“Nem se ligava muito ao balcão”

Noutros tempos, a gente aqui pouco vendia a particulares. Às vezes, só se fosse a pessoas amigas. Ultimamente já vinha aqui alguma gente ao retalho, mas era assim umas peúgas, uns pijamazitos e tal, para uso pessoal. Mas era diferente.

Hoje vende-se mais ao balcão do que se vendeu os 20 anos que eu aqui estive doutra forma. Hoje sou capaz de vender, sei lá, mais num mês do que em cinco ou seis anos do outro tempo. Até nem se ligava muito ao balcão, porque raramente vinha aqui uma pessoa que parava na rua. Eu nem tinha tempo para isso.

De resto, era sempre a despachar mercadoria, a debitar, a facturar, a embalar, a mandar para fora. Quantas vezes eu tinha que mandar alguém atender, que não podia estar a perder tempo, porque tinha aí a camioneta à espera para carregar, para ir embora. Portanto, era uma casa virada para o exterior mesmo.

Hoje em dia os clientes são daqui, das redondezas, pessoas que vêm ao Porto, pessoas que passam. Mas a maioria é gente daqui da zona, ribeira, aqui Mouzinho da Silveira, rua das Flores, esta zona.

Pronto, há muitos que vêm de passagem também. Vê isto, vê aquilo na montra, o que chama a atenção, que tem preços e então leva. Por exemplo, se forem espanhóis, são mais atoalhados, jogos de banho e toalhas… Raramente fogem disso. Os espanhóis gostam dos atoalhados de Portugal. Franceses é mais atoalhados também. Depois, o resto do turista é tudo que diga Portugal. Quer dizer, levam ou uma toalha ou uns panos para levar para recordações, às vezes uns jogos de cama e tal. É dentro disso. Mas digamos que aqueles que compravam mesmo eram os espanhóis.

Aqui eu noto que as mulheres compram mais. Aliás, os homens remetem mais aquilo para as mulheres, porque normalmente aqui é artigos mais de casa. Às vezes, é curioso que eles até as travam de comprar. Elas às vezes querem levar e eles:

- “Ah, não vale a pena levar. Leva disto. Já chega!”

Os clientes são mais casais, menos juventude. O têxtil lar é uma coisa que tem muita utilidade. E isso é fácil comprar independentemente da idade. Portanto, não é um tipo de negócio que se discrimine a idade.

“Aparecem clientes e clientes, como há empregados e empregados”

Não temos problemas em relação à clientela. Agora já nem tanto, mas tive durante anos pessoas de longa data que eram quase como família. As pessoas vinham aqui:

- “Oh, isto ou aquilo!”

Às vezes até vinham com prendas. Chegou-se a usar cá disto. Havia frequentemente clientes desse tipo, porque depois aquilo já não é cliente/empregado, aquilo já era uma família. Sei lá, havia alturas que até se ia telefonar:

- “Ó pá, vem aí uma coisa que tu gostas.”

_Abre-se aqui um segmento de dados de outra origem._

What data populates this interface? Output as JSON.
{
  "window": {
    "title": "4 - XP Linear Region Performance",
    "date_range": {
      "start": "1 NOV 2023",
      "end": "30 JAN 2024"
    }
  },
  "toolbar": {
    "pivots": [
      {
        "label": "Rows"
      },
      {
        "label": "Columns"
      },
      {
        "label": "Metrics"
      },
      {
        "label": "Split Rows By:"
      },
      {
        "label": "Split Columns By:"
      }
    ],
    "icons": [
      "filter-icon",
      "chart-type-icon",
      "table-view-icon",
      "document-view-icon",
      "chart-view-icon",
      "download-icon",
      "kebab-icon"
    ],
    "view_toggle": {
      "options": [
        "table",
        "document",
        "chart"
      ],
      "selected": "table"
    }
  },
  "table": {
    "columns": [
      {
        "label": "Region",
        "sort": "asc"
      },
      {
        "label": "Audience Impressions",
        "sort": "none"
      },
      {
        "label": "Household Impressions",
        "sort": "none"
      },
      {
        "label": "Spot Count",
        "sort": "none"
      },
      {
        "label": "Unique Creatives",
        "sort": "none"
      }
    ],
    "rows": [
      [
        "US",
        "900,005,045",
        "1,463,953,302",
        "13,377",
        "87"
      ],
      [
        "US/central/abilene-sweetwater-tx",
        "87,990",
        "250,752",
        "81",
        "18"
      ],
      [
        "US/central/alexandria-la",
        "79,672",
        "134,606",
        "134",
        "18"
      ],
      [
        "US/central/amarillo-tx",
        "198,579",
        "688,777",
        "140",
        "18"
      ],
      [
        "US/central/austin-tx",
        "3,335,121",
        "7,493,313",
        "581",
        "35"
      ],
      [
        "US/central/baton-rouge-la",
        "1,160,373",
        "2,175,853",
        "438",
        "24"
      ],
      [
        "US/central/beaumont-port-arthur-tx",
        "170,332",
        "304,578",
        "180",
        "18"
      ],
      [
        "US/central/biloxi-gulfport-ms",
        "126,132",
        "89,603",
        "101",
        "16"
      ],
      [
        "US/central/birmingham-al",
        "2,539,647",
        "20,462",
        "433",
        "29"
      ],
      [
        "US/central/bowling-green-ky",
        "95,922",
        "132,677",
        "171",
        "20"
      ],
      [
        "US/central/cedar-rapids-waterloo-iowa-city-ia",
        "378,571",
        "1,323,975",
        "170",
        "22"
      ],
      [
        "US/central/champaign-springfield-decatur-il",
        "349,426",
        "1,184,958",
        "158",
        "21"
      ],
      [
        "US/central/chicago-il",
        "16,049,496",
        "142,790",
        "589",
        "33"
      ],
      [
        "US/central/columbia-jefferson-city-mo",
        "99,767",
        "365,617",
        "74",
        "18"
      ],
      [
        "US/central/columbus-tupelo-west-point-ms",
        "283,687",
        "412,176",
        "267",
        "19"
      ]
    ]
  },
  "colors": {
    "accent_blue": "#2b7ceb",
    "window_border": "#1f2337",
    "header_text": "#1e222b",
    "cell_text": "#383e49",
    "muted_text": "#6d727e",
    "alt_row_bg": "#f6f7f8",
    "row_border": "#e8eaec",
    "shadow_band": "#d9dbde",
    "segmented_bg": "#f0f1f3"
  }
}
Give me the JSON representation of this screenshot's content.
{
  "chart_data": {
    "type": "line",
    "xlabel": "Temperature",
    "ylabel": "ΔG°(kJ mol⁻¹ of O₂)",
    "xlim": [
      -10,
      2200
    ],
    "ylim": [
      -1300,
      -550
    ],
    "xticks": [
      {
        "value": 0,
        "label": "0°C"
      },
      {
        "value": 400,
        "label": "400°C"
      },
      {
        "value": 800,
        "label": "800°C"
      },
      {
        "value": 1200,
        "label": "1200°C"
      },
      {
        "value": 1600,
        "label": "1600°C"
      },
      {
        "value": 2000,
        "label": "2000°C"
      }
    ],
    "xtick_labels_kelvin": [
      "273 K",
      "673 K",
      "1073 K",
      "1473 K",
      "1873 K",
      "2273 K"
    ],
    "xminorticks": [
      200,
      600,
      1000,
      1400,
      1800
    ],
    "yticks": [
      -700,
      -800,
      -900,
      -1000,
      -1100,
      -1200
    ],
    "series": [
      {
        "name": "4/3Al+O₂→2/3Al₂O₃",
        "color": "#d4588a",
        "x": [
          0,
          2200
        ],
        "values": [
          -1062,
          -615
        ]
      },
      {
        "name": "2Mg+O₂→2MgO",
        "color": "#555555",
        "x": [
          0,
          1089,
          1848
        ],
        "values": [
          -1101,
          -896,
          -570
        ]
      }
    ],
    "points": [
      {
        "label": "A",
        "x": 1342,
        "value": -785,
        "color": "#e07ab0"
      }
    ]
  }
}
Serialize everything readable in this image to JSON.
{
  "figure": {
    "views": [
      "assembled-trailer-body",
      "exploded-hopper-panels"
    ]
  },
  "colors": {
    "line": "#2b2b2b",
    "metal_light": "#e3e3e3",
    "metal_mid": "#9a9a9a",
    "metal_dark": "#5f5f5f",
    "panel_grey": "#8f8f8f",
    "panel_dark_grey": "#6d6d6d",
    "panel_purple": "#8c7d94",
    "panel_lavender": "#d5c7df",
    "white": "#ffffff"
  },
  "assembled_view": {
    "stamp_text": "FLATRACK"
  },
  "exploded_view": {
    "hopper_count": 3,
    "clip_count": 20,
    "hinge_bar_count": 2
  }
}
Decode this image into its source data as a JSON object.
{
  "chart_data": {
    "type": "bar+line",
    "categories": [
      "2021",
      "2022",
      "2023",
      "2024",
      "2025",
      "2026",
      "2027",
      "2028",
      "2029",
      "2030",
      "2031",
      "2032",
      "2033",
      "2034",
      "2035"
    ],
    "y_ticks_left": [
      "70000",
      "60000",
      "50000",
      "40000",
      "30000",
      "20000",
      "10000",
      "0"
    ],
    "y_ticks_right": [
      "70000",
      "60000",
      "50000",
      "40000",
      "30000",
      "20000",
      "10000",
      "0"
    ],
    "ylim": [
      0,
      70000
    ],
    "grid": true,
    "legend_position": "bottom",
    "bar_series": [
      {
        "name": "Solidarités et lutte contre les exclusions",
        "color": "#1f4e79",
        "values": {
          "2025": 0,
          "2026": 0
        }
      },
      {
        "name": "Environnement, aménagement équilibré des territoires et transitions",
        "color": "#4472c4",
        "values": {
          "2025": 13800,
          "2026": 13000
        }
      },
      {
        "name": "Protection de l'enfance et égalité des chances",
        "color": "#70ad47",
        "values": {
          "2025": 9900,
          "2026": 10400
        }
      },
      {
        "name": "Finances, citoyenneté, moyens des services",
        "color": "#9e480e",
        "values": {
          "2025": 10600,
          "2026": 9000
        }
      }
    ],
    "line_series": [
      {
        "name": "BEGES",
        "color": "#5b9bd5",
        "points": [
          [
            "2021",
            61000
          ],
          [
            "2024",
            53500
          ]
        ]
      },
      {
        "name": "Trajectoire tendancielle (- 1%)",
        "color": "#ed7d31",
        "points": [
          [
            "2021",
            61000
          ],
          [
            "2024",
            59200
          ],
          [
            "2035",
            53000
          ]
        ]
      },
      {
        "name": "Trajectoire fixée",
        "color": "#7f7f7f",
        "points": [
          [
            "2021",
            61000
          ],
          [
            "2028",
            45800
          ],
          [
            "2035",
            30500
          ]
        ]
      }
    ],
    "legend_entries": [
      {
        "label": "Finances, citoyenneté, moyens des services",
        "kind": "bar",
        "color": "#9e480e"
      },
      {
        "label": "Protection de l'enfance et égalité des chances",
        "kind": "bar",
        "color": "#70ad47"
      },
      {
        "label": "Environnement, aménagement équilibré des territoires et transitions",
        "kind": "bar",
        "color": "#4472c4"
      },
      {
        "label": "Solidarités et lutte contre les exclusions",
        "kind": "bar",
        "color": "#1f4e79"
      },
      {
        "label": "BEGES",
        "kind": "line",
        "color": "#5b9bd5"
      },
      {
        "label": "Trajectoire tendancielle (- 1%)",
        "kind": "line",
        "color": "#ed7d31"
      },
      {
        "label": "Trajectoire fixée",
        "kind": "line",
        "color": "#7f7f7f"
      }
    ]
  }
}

Este tipo de confiança. Agora não, porque a casa mudou. O tipo de cliente é outro e há que adquirir a amizade e a confiança das pessoas, que isso é só com o tempo, como tudo na vida.

É claro que aparecem clientes e clientes, como há empregados e empregados. Há pessoas, pronto, difíceis de atender. Também há empregados que são difíceis atender. Há empregados com mau feitio.

“O cliente é mais bem atendido na casa tradicional”

Há muito menos clientes do que havia antes. Muito menos. Uma das razões são os shoppings. Outra das razões são os clientes tímidos, que têm complexos.

Por exemplo, se vão a um centro comercial, entram por lá dentro, mexem no que há. Numa casa tradicional já não é assim. Eles deparam logo com o empregado.

Há muitas pessoas que não gostam que o empregado o aborde. Por exemplo, há pessoas que entram aqui e nem dizem “boa tarde”, nem “bom dia”, nem nada. É verdade. Turismo então! É frequentíssimo no Turismo. Os franceses não, são muito educados. Os franceses entram:

- “Bonjour!

Normalmente, vai lá ao empregado:

- “Precisa de ajuda?”

- “Não, não, não.”

E o empregado vai embora. Agora também se perderam outras coisas. Por exemplo, o empregado do centro comercial não percebe nada. Nada! Zero! A gente aqui percebe.